A cover letter follows a fixed shape: a header with your contact details, a greeting to a named person where possible, three short body paragraphs (why them, why you, why now), and a closing with a clear next step. The whole thing fits on well under one page — 250 to 400 words — because its job is not to repeat your resume but to make one argument: this specific background fits this specific role.

The structure, part by part

  • Header — your name, phone, email, and LinkedIn; the date; the hiring manager's name and company. In an email application, this collapses to a signature block.
  • Greeting — "Dear [Name]" beats everything else. If ten minutes of searching (the posting, LinkedIn, the team page) yields no name, "Dear Hiring Manager" is fine; "To Whom It May Concern" is not.
  • Opening paragraph — name the role and lead with your strongest relevant fact, not "I am writing to apply for..." which spends your best line saying nothing.
  • Middle paragraph(s) — one or two achievements chosen because they mirror the posting's top requirements, with numbers where honest. This is argument, not autobiography.
  • Closing paragraph — restate the fit in one line, thank them, and state the next step you want ("I would welcome the chance to discuss how...").
  • Sign-off — "Sincerely" or "Best regards," then your name.
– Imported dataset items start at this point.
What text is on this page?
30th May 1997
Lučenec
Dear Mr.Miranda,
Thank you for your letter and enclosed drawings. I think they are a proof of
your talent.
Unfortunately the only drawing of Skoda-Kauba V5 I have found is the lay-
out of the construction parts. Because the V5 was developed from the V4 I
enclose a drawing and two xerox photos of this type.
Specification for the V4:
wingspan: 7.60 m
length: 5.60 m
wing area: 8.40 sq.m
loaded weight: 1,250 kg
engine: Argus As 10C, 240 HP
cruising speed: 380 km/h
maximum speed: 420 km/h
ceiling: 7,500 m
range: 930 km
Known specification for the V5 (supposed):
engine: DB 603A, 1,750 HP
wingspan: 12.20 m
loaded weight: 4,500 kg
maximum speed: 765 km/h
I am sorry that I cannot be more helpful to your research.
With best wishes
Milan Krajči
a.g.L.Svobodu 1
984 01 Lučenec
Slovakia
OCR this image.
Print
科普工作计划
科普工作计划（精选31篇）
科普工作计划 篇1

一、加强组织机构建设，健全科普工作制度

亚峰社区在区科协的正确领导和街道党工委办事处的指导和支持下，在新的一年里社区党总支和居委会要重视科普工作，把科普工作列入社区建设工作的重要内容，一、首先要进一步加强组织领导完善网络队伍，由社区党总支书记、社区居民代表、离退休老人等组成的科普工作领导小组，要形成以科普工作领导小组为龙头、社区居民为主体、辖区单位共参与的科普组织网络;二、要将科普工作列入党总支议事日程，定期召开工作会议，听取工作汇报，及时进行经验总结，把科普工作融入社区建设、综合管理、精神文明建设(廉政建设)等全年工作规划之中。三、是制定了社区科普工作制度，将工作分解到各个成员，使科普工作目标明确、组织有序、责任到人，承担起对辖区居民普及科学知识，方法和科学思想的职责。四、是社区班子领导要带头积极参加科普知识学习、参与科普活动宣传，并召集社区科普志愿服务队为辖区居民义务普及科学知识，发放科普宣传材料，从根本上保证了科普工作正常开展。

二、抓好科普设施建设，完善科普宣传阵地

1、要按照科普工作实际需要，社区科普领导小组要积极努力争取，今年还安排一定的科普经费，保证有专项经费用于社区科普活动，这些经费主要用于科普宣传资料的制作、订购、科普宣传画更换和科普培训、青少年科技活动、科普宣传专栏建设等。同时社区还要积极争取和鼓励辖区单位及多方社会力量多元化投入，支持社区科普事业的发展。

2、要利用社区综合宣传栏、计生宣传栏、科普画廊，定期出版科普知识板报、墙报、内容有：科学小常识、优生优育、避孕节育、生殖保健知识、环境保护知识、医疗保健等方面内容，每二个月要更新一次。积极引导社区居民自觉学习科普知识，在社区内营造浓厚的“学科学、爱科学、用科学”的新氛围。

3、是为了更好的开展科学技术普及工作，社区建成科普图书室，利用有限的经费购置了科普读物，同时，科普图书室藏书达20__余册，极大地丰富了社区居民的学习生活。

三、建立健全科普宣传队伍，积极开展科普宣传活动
Formatting rules that actually matter

  • Length — 250-400 words, three to four paragraphs, one page maximum with room to spare.
  • Font and margins — match your resume (same font family, similar margins) so the two documents read as a set.
  • File format — PDF unless the posting asks otherwise, named like your resume ("Jane-Doe-Cover-Letter.pdf").
  • ATS handling — cover letters are stored and sometimes keyword-searched alongside resumes, so plain single-column text applies here too. No columns, graphics, or text boxes.

Email application vs attachment

When a posting says to apply by email, the email body is the cover letter — do not attach a separate letter and leave the email empty, and do not do both. Trim the header block, keep the same three-paragraph argument, and put a specific subject line: "Application: Senior Accountant — Jane Doe." When applying through an ATS portal with a separate cover letter upload, use the full formatted version.

Frequently asked questions

How long should a cover letter be?

Between 250 and 400 words — three to four short paragraphs on well under one page. Hiring managers skim; a tight letter that makes one clear argument beats a full page every time.

How do I address a cover letter without a name?

Check the posting, LinkedIn, and the company team page first — a name is worth the search. If none turns up, use "Dear Hiring Manager" or "Dear [Team] Team." Avoid "To Whom It May Concern."

Should a cover letter be a PDF or in the email body?

If you apply by email, the email body is the cover letter. If you apply through a portal with a cover letter field or upload, submit a PDF formatted to match your resume.